Blue Hawaii

NEWARK, N.J.-BASED Hugo Neu Schnitzer East (HNSE) is an unlikely hero. The company came to New York City's rescue by helping the Big Apple get back into the recycling game.

A year ago, the city's Mayor Michael Bloomberg announced that to meet budget constraints, plastic and glass recycling would cease. Then, the sanitation department laid-off workers, and some neighborhoods faced collection cutbacks. But by offering an attractive recycling contract in which New York will be paid for its metals and plastics, HNSE will allow the city to resume recycling and restore collections by 2004.

Budgetary decisions have changed the waste collection rules so many times that New Yorkers are suffering from whiplash. Yet by doing away with desirable city services, Bloomberg allowed others to develop cost-effective options to fill the void.

After finding a company that would turn glass into garden items and construction materials, HNSE decided to collect the commodity. So, although some solid waste departments have been struggling to maintain their recycling programs and garbage collection service levels in light of budget cuts, this ironically could be positive for the industry — if the process pushes people to think more about the entire waste disposal system.

“The environmental community has a responsibility to work with the city to put in place the most environmentally friendly and yet economically sustainable solid waste disposal system,” Marcia Bystryn, executive director of the New York League of Conservation Voters, commented in The New York Times.

Such rhetoric might be ahead of its time, especially when communities don't understand the benefits and costs of waste management. Because the Honolulu City Council didn't see the need for recycling and residents never see a garbage bill, the council recently rejected a proposal to add green waste and recyclables curbside collection alternating once per week and to reduce MSW collection from twice to once a week. (Residents who need a second MSW pickup could pay an additional $8 per month for the service.) Adding to the illusion that residents don't already pay for garbage services, Councilwoman Barbara Marshall said, “We cannot charge people to pick up the trash,” when she voted down the proposal.

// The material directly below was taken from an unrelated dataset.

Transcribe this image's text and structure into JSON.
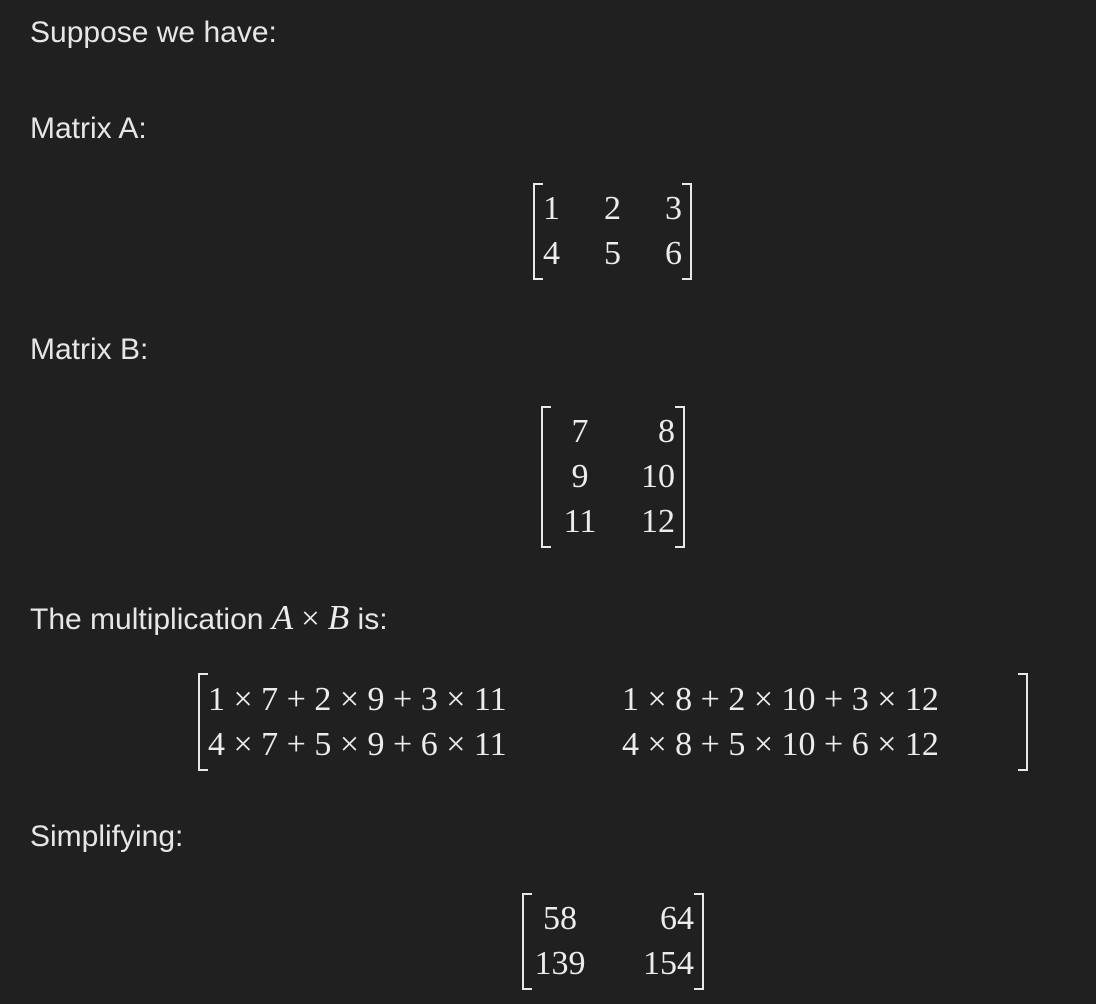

When solid waste services run smoothly, it's easy to forget about trash. But just like New Yorkers, Honolulu residents need to accept responsibility for — and become aware of — their waste issues.

The same month Honolulu's recycling proposal was nixed, the local landfill only had about six weeks of remaining capacity. Eventually, five years of landfill capacity were added. But if local residents and politicos continue to fail to see their solid waste system beyond what's in their individual garbage pails, Hawaii really will feel blue.